Sometimes, you get both problems simultaneously.
Now, your friends aren’t bad people. Quite the contrary! But there’s often a vast valley between our intentions and our bandwidth. And people offering tend to not take that into account. But it still leaves you in an awkward place. When you receive said work, you can:
- Accept it begrudgingly, and spend a little time working on it to fit what you’re doing.
- Accept it begrudgingly, and spend a lot of time working with it your vision. Likely as much time as you would have spent writing or whatnot in the first place.
- Send back notes, asking for revision, and expecting the same sort of issues with scheduling & quality.
- Reject it, and cause hurt feelings because this was a favor done for you.
Again, your friends aren’t bad people!

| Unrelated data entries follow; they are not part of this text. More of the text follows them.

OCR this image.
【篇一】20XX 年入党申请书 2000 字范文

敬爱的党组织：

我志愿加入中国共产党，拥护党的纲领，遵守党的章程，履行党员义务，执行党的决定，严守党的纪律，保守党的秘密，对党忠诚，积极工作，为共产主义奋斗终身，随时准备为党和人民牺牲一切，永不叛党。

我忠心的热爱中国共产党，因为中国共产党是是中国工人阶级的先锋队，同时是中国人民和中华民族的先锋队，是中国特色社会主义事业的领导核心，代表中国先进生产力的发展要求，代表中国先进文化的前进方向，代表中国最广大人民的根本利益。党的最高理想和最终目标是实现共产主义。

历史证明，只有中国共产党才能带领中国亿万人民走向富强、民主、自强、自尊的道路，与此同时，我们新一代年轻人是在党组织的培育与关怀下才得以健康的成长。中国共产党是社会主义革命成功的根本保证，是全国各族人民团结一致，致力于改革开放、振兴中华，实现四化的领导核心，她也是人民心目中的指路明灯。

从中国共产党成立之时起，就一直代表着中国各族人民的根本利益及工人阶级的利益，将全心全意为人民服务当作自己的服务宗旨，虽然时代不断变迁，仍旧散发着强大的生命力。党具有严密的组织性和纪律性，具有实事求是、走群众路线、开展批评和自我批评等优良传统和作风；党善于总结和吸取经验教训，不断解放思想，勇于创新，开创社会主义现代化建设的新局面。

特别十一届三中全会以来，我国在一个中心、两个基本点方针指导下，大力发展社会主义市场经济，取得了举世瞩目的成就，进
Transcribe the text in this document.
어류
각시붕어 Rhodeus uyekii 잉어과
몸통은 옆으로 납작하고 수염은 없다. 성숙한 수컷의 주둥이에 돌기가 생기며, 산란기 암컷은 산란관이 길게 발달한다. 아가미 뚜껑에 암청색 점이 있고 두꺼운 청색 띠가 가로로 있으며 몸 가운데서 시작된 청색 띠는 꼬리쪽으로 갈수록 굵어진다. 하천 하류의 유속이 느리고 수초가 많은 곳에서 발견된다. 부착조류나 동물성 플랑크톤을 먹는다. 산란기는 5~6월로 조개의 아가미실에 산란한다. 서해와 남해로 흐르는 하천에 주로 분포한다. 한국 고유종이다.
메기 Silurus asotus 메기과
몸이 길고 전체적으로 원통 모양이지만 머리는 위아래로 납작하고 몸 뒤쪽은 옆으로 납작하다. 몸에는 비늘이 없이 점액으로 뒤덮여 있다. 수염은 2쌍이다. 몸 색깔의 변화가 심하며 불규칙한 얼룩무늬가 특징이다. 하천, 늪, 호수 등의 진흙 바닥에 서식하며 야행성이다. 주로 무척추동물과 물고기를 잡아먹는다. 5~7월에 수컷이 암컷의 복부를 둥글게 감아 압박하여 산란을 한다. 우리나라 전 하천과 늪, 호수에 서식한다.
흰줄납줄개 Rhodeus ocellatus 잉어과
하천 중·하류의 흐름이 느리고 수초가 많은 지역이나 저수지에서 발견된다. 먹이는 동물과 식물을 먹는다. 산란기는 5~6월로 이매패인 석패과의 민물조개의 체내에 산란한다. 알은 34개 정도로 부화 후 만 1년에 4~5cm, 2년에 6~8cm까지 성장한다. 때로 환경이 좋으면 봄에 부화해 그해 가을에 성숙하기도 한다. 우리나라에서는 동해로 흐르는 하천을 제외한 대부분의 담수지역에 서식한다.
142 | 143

But now you’re in a hell of a situation, where you have more trouble than you had before. There’s guilt on their part for offering, guilt on yours for having to deal with this situation, and frustration all around. This is the sort of thing that can strain friendships and break up romantic relationships.
(And yes, you may luck out. But the smart money doesn’t plan for success, but for struggle.)
All that said, there are people you can rely upon if you outline what you need, when you need it, and know that they aren’t critical to the project going live. Like what I did with Finis, and what we did when Jonathan Walton & I proposed Magic Missile. But if people volunteer to do something critical for your project (which happens often when you’re doing a charity project and people can’t volunteer money, so they want to volunteer time), know that you’re walking into a suboptimal situation that, weeks down the road, will cause strife.
(Yes, I realize there are entire sites that run off the “work for free” model. They have more discipline and possibly less financial hardship than I do. I do a little bit of free work, knowing that I’m actually being paid in social capital, and always for something short, quick & interesting.)
P.S. I’ve been spending all my time lately packing up my place to move this coming week to Denver, and spending time with friends who want to see me off. So that’s why I’ve been radio-silent. Expect that more-or-less through the next 10 days.
 “Writer-publisher” sounds like this century’s “warrior-poet”.
 I speak from personal experience.
 Which a few months later, I realize that I was the friend who was going to do shitty, late free work, and turned the project over to Jonathan.